Wednesday, November 10, 2010

Policies and procedures

Through my years of being a pharmacist, I've heard of many policies and procedures that don't seem to make much sense. Either from being an asinine idea in and of itself, or because it requires attention from the pharmacist-only when it is a non-professional function.

I'd like to hear what policies and procedures really burn your butt. This is a chance to vent on things that make life in the pharmacy a little bit less pleasant. This is class-participation time.

If you desire, go ahead and name the company.

To protect your employment, comment anonymously.

Still hesitant, email it to me and I'll post it.

Please try to keep the language in check. If you use the really bad words, I won't allow your comments.


pharmacy chick said...

great idea...let me narrow it down to my favorite 150 LOL Kidding..and I'll shoot you an email.

Anonymous said...

Ok, my employer has a policy where we have to put all of the paper towels that we use to clean the trays and spatulas into a ziplock bag. Then we have to date the bag. And put it into a special trash can to be disposed of at the end of the month.

Anonymous said...

Mine has a policy of rph only reconstitution of meds. State says any lic tech or trainee can do this. Please! How hard is it to punch in the #of mls...verify the #. And hit dispense. It even pauses in the middle for shaking. Duh!!!

Texas Pharmacy Chica said...

Hmmmmm....let's see, from previous places of employment:

1. Sent new uniforms (per updated P&P) to all employees, including aprons for pharmacy technicians. Aprons. Made as much sense as parkas in Miami.

2. All personal belongings beyond keys for your car had to be kept in your car. I am sure the insurance companies loved this one. No pharmacist I know of cared to follow this one, I mean, really? One guy was a diabetic....he had to leave insulin and food for a 12-hr shift in his car?

3. Company uniforms, again: Received size 14 Van Heusen shirt on my first day of work. I could have been pregnant with twins under that thing and had room to spare.

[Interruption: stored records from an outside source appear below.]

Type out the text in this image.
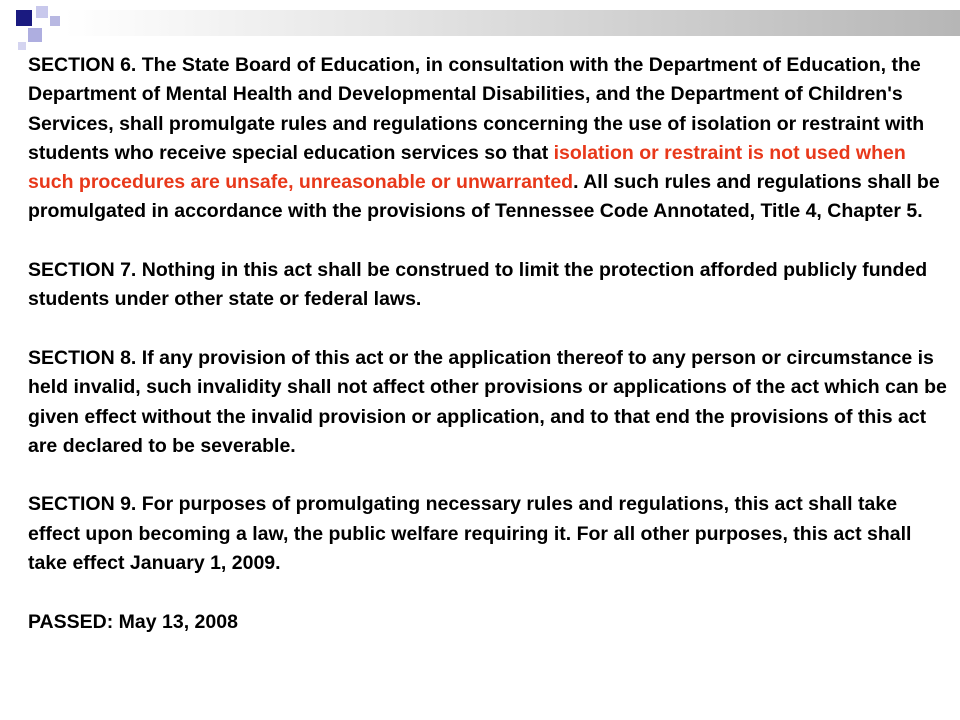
SECTION 6. The State Board of Education, in consultation with the Department of Education, the Department of Mental Health and Developmental Disabilities, and the Department of Children's Services, shall promulgate rules and regulations concerning the use of isolation or restraint with students who receive special education services so that isolation or restraint is not used when such procedures are unsafe, unreasonable or unwarranted. All such rules and regulations shall be promulgated in accordance with the provisions of Tennessee Code Annotated, Title 4, Chapter 5.

SECTION 7. Nothing in this act shall be construed to limit the protection afforded publicly funded students under other state or federal laws.

SECTION 8. If any provision of this act or the application thereof to any person or circumstance is held invalid, such invalidity shall not affect other provisions or applications of the act which can be given effect without the invalid provision or application, and to that end the provisions of this act are declared to be severable.

SECTION 9. For purposes of promulgating necessary rules and regulations, this act shall take effect upon becoming a law, the public welfare requiring it. For all other purposes, this act shall take effect January 1, 2009.

PASSED: May 13, 2008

4. One really cool thing: The company that gave you a day off on your birthday.

Guzzo said...

Asinine rules?

No microwaves allowed in pharmacy.
No coffee maker allowed in pharmacy.

lovinmyjob said...

I recently had to make a policy in my pharmacy that everyone thinks is stupid, but I have my reasons. I made it a rule that only a pharmacist could re-shelf drugs from deleted rxs. The reason is that we have had several mis-fills because the returned bottle was put in the wrong place, the next rx that was filled for that drug used the wrong medication but the correct stock bottle was used for the purpose of scanning the bar code TO VERIFY THAT THE CORRECT PRODUCT WAS BEING DISPENSED!!! No one bothered to open both bottles to make sure that the pills looked the same, including the pharmacist that verified the product. Oh yeah, no counseling was done which would have caught the mistake.
My pharmacists grumble about this rule but I would rather hear that than deal with the alternative.

Anonymous said...

No drinks or snacks inside the pharmacy for techs or cashiers. If they want a drink, they have to use cone-shaped paper cups that are provided.

Pharmacists can still have whatever they want inside the pharmacy.

Anonymous said...

How about this one.... all empty bottles of Coumadin, warfarin, and phentermine must be put in a plastic bag before being disposed of in the hazardous waste trash.

Here's the email came down several weeks ago that said Jantoven and Adipex bottles should NOT be bagged and put in the haz waste can. WTF???

Anonymous said...

The unlicensed AP (asset protection) staff performs random CII audits monthly.

Pharmacists are expected to spend 5minutes of each hour recruiting guests on the floor to use the pharmacy (and need to track these efforts!)

Pharmacy managesrs are expected to come into work the day after thanksgiving (even if it is a regularly scheduled day off) to perform as cashiers or cart attendants.

Anonymous said...

I have to defend the RPh-only reconstitution of drugs. One place had a tech only empty half the amount of drug into the powder, shake it up and it was dispensed doubly-concentrated. Technically a serious mistake like that should be on the back of the pharmacist, and the mistake not allowed to get on a pharmacist's record. Also, in one place, the unreconstituted powders were placed somewhere different than a wait to see the whites of their eyes, and the unmixed powder got away without the pharmacist being able to check the final product.

Anonymous said...

One place I worked, the CIV-IIs were in low locked drawers, and every single bottle was turned upside down, so that visiting pharmacists had to go through 5 drawers of upside down bottles to find, for example, the current flavor of Percocet.